In the few months that Korindie has existed, Douglas’ work has provided people with valuable and pleasing evidence of their endeavours every weekend. Recent ventures into writing have appeared on the Korindie Facebook page that take a personal route, talking about Douglas’s experiences around a particular show or interactions with the band members, rather than writing about the music itself. The recently launched Korindie website will house more of Douglas’ writings in the future; it is fully indexed and linkable so that everything that falls under the Korindie marker can be shared and used by bands he captures and their fans.
While there are a number of places dealing with the indie music scene in Seoul, they are often either very exclusive in what they consider to be “Korean” indie, or too broad.

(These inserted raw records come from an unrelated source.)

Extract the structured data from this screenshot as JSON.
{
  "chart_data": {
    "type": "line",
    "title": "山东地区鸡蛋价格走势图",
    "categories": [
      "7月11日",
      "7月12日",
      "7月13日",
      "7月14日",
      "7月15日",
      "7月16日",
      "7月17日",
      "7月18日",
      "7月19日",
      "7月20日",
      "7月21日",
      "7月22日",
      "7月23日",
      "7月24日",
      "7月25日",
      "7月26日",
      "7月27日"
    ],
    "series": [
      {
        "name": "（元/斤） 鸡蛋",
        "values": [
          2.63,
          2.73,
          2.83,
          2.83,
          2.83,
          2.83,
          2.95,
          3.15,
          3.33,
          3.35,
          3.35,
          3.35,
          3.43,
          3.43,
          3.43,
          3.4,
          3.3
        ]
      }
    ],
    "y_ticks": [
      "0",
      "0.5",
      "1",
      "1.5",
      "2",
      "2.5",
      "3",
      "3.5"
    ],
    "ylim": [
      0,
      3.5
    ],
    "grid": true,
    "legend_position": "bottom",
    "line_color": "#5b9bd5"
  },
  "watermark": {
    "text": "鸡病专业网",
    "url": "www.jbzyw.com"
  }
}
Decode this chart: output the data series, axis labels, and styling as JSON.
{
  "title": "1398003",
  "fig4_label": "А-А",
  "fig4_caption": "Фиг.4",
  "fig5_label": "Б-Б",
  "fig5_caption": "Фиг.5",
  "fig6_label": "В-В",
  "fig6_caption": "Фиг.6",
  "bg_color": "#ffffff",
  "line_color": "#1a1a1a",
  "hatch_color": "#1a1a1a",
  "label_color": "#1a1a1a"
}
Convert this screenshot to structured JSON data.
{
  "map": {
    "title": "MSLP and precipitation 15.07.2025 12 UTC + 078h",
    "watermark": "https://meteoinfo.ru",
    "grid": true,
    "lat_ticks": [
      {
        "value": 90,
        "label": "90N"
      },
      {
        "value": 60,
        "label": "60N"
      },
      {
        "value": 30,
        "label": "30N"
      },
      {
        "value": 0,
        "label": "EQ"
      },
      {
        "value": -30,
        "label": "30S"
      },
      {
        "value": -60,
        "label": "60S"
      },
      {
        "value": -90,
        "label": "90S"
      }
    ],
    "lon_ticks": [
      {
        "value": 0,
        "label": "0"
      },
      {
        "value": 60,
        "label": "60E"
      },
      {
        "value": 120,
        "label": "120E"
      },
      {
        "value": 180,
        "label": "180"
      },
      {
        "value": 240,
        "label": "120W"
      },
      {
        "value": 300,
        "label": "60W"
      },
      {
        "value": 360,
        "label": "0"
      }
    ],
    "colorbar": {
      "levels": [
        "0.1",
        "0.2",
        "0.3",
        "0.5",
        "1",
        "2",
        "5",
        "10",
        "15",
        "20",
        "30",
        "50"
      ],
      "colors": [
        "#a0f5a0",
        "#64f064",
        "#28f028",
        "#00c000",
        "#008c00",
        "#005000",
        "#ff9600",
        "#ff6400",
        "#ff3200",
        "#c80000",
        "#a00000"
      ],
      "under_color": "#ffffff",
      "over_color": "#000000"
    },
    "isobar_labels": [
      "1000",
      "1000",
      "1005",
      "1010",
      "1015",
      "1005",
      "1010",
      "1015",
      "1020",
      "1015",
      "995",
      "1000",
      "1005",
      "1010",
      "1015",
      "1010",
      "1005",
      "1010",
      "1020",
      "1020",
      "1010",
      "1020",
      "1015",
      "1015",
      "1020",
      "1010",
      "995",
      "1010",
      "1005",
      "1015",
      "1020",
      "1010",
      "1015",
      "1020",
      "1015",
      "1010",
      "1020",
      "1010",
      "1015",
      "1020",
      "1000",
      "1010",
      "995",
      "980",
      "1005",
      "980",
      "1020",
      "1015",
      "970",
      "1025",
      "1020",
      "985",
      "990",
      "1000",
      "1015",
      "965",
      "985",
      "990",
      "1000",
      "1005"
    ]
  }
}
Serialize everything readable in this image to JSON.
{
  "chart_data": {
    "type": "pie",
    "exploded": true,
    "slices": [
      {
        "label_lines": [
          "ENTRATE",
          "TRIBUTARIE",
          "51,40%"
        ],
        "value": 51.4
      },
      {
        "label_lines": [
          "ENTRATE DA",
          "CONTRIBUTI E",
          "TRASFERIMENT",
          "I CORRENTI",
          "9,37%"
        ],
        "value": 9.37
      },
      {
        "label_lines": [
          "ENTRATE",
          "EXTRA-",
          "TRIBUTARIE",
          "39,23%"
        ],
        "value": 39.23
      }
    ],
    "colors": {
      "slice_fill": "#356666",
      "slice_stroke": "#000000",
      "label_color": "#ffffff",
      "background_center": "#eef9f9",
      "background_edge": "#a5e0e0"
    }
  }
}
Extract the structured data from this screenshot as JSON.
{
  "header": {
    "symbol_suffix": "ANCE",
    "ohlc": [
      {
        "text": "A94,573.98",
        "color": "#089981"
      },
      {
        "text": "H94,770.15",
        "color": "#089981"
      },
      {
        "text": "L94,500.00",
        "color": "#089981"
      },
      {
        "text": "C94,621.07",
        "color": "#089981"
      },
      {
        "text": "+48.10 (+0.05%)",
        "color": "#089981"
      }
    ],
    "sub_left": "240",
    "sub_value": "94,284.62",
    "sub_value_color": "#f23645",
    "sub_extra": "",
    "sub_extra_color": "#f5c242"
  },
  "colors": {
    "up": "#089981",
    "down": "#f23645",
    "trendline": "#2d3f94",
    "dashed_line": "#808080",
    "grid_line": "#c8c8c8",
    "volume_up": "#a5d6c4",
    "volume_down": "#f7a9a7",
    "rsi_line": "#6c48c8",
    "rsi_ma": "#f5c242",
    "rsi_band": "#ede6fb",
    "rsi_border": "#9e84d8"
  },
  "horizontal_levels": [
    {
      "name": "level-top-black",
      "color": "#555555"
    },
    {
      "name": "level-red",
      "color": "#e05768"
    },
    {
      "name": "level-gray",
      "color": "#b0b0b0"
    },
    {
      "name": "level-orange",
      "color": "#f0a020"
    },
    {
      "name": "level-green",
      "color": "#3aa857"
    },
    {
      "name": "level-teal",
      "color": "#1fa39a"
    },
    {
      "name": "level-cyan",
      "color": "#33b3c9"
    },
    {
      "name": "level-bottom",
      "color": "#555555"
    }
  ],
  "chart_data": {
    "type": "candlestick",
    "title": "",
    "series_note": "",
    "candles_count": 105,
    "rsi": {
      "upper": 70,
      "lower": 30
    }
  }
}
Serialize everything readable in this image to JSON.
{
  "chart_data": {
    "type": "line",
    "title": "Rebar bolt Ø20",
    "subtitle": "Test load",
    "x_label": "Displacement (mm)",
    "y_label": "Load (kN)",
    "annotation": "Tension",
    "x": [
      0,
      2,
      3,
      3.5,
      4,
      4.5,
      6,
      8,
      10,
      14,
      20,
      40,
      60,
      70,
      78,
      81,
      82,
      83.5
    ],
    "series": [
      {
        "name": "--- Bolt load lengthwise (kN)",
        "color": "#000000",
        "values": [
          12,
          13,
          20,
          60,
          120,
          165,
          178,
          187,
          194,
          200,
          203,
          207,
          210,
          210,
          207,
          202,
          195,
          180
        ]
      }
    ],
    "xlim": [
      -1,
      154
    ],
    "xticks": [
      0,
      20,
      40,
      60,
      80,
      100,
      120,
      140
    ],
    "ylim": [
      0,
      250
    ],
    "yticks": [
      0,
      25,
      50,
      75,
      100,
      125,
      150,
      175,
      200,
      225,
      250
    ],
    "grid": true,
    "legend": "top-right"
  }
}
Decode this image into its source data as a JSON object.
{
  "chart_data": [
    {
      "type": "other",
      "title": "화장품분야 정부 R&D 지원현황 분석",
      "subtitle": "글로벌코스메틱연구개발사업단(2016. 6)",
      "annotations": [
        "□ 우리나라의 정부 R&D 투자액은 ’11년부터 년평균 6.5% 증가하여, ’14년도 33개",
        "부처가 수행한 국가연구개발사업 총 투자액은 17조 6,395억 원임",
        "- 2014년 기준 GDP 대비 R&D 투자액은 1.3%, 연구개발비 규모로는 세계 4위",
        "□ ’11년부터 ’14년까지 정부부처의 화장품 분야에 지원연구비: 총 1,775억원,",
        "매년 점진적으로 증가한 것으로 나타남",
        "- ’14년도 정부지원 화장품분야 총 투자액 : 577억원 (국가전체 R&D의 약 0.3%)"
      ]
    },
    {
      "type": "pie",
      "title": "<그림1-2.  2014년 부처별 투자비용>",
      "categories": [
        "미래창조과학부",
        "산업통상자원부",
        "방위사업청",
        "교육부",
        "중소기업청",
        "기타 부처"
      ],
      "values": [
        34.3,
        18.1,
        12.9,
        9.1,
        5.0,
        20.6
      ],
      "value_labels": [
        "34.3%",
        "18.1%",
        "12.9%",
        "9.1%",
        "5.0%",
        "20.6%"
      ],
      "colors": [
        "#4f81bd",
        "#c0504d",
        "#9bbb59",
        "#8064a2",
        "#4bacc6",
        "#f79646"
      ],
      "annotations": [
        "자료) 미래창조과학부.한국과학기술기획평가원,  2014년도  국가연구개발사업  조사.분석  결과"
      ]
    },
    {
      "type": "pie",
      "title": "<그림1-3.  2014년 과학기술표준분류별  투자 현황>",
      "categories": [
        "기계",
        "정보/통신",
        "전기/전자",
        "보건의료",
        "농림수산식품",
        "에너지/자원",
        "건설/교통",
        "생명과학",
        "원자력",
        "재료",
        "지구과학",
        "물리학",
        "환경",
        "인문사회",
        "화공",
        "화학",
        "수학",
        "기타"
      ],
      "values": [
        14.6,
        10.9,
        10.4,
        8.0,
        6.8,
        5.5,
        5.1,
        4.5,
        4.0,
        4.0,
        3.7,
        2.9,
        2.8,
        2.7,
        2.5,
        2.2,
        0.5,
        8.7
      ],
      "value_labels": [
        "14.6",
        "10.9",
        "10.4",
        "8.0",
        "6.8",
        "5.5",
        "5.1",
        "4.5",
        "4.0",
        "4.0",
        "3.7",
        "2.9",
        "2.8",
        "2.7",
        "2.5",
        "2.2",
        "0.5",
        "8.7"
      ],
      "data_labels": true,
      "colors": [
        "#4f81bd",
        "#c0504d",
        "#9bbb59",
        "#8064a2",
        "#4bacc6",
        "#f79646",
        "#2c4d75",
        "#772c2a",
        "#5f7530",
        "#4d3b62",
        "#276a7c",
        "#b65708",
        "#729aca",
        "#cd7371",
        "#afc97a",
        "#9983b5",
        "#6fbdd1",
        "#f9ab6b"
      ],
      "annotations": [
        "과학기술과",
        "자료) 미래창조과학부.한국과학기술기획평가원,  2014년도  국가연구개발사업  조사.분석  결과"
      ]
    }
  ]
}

Perhaps not by design, Douglas looks at non-Koreans active in indie music in Korea as much as he does Koreans, where the balance of attention is rather one-sided. “Generally [foreigners] are such a small market that it’s not worth catering to sometimes, though the reason I do the foreign bands is because I’m friends with most of them…I do want to make sure I cover Korean bands as well but the foreign bands don’t get a lot of coverage.” Regardless of a band’s background, the material he gathers is important. For many of those weekend rock-stars, that return to normality on the Monday can seem an anti-climax given how much practice and preparation went into their performance. That ping which announces the arrival of a photo Douglas took reminds them that the gig really did happen. And that someone was paying attention. Especially with audio capture and more new live sets appearing, it is rather exciting to have someone collecting this content, even if it’s mostly for the bands and their friends. It’s a most precious service for us to have. “I’m happy doing what I’m doing and if someone watches it somewhere it’s served its purpose…it’s easy for me to be there and press a button, so I might as well press that button but I don’t view it as special necessarily. There’s a lot going on and a lot of talent in Korea right now.”